I made her a compress for her face, then said, “Will you go with me to Somerset for a few days, Lydia? I think it would do you good to rest before you go home.” And she could see our doctor.

She refused outright. “If I go anywhere, it will be to Vixen Hill,” she told me. “I’ll leave tomorrow.”

I wasn’t sure I believed her. And the thought of her wandering about London, alone and with a concussion, was worrying.

“Why won’t you let Simon drive us to Vixen Hill?”

“I don’t believe it would make it easier for me to face Roger,” she said earnestly.

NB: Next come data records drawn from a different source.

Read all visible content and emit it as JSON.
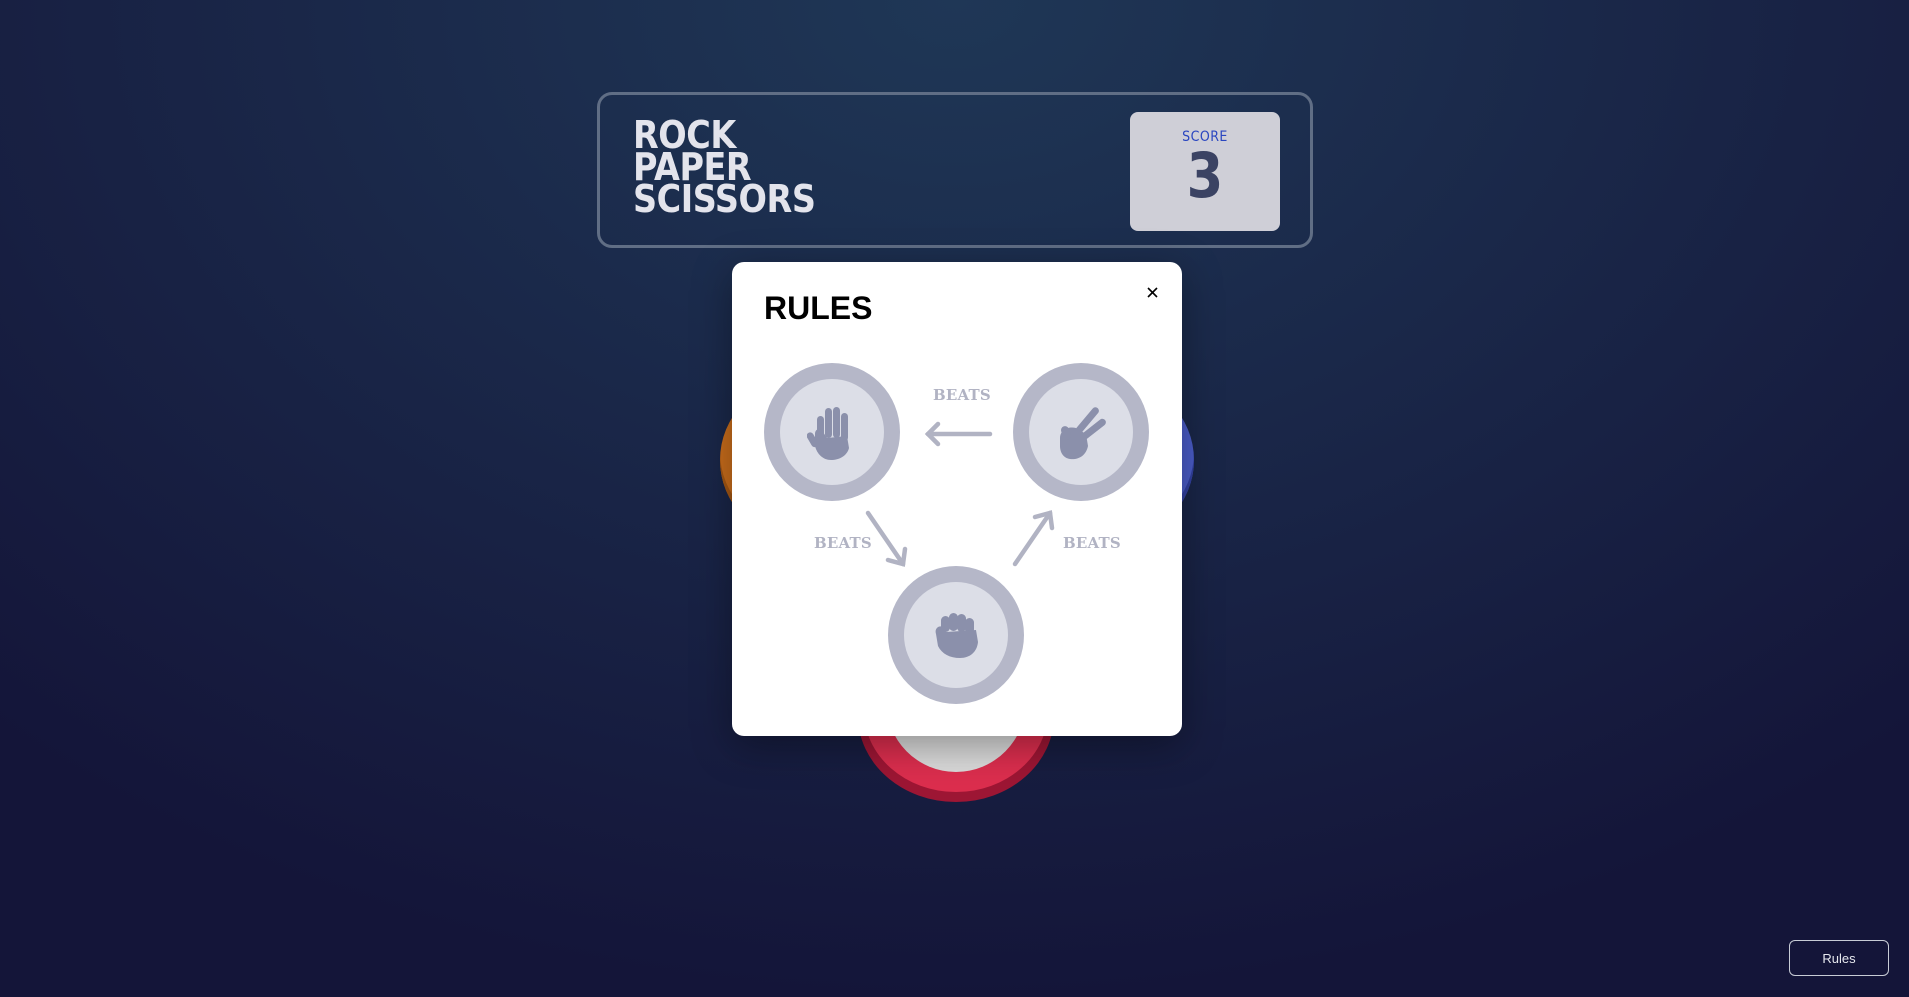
{
  "header": {
    "title_lines": [
      "ROCK",
      "PAPER",
      "SCISSORS"
    ],
    "score_label": "SCORE",
    "score_value": "3"
  },
  "modal": {
    "title": "RULES",
    "close_label": "×",
    "beats_labels": [
      "BEATS",
      "BEATS",
      "BEATS"
    ],
    "tokens": [
      {
        "name": "paper",
        "icon": "hand-paper-icon"
      },
      {
        "name": "scissors",
        "icon": "hand-scissors-icon"
      },
      {
        "name": "rock",
        "icon": "hand-rock-icon"
      }
    ]
  },
  "rules_button": {
    "label": "Rules"
  },
  "colors": {
    "background_top": "#1f3756",
    "background_bottom": "#141539",
    "score_label": "#2a46c0",
    "score_value": "#3b4363",
    "token_ring": "#b5b7c8",
    "token_inner": "#dcdee7",
    "icon_fill": "#8b90ab",
    "beats_text": "#b1b3c3",
    "paper_token": "#e8a32d",
    "scissors_token": "#4a5cc7",
    "rock_token": "#dc2e4e"
  }
}
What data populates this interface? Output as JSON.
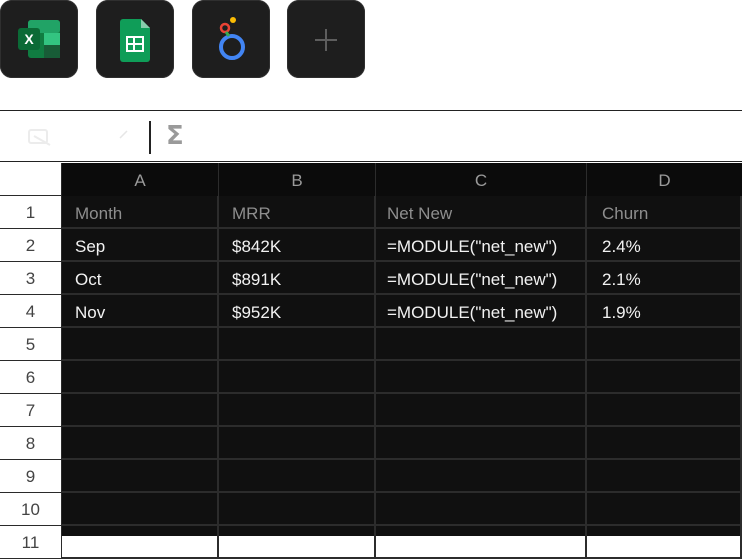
{
  "launcher": {
    "apps": [
      {
        "name": "Microsoft Excel",
        "icon": "excel-icon"
      },
      {
        "name": "Google Sheets",
        "icon": "google-sheets-icon"
      },
      {
        "name": "Looker Studio",
        "icon": "looker-icon"
      },
      {
        "name": "Add",
        "icon": "plus-icon"
      }
    ]
  },
  "formula_bar": {
    "function_symbol": "Σ"
  },
  "sheet": {
    "columns": [
      "A",
      "B",
      "C",
      "D"
    ],
    "row_numbers": [
      "1",
      "2",
      "3",
      "4",
      "5",
      "6",
      "7",
      "8",
      "9",
      "10",
      "11"
    ],
    "rows": [
      [
        "Month",
        "MRR",
        "Net New",
        "Churn"
      ],
      [
        "Sep",
        "$842K",
        "=MODULE(\"net_new\")",
        "2.4%"
      ],
      [
        "Oct",
        "$891K",
        "=MODULE(\"net_new\")",
        "2.1%"
      ],
      [
        "Nov",
        "$952K",
        "=MODULE(\"net_new\")",
        "1.9%"
      ]
    ]
  }
}
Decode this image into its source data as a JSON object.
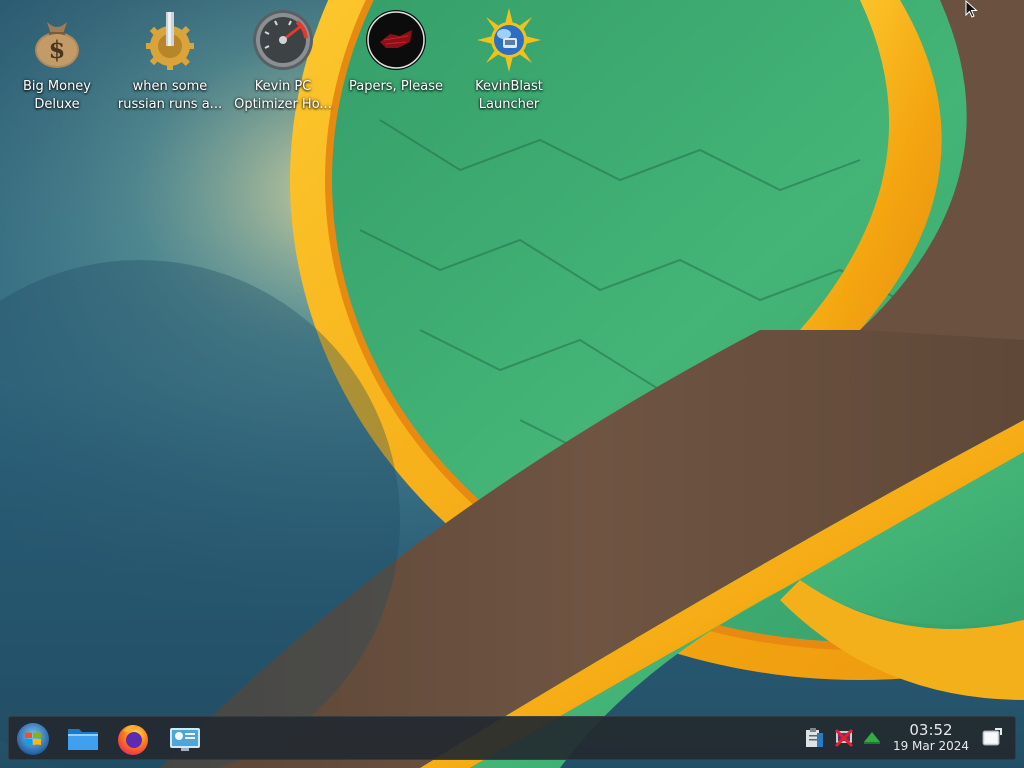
{
  "desktop": {
    "icons": [
      {
        "label": "Big Money\nDeluxe",
        "icon": "money-bag-icon"
      },
      {
        "label": "when some\nrussian runs a...",
        "icon": "gear-icon"
      },
      {
        "label": "Kevin PC\nOptimizer Ho...",
        "icon": "speedometer-icon"
      },
      {
        "label": "Papers, Please",
        "icon": "papers-please-icon"
      },
      {
        "label": "KevinBlast\nLauncher",
        "icon": "sun-globe-icon"
      }
    ]
  },
  "taskbar": {
    "launchers": [
      {
        "icon": "start-menu-icon"
      },
      {
        "icon": "file-manager-icon"
      },
      {
        "icon": "firefox-icon"
      },
      {
        "icon": "control-panel-icon"
      }
    ],
    "tray": [
      {
        "icon": "clipboard-icon"
      },
      {
        "icon": "network-disconnected-icon"
      },
      {
        "icon": "updates-arrow-icon"
      }
    ],
    "clock": {
      "time": "03:52",
      "date": "19 Mar 2024"
    },
    "show_desktop_icon": "show-desktop-icon"
  },
  "colors": {
    "wallpaper_blue": "#2d5c74",
    "wallpaper_green": "#3fae72",
    "wallpaper_gold": "#f6b514",
    "wallpaper_brown": "#6a5140",
    "taskbar_bg": "#242a30"
  }
}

“Lydia. Is that your real name?”

She flushed. “I’m so sorry. Actually it is. And it was also my mother’s name.”

“If I agree to go home with you-tomorrow, let us say, or the day after-and deliver you safely to your family, will you promise to see a doctor? Just as a precaution.”

“You must stay the night,” she told me, trying to keep her hope from showing in her face. “There’s only the one train a day, coming north, and by the time we reach Vixen Hill, you’ll have missed it.”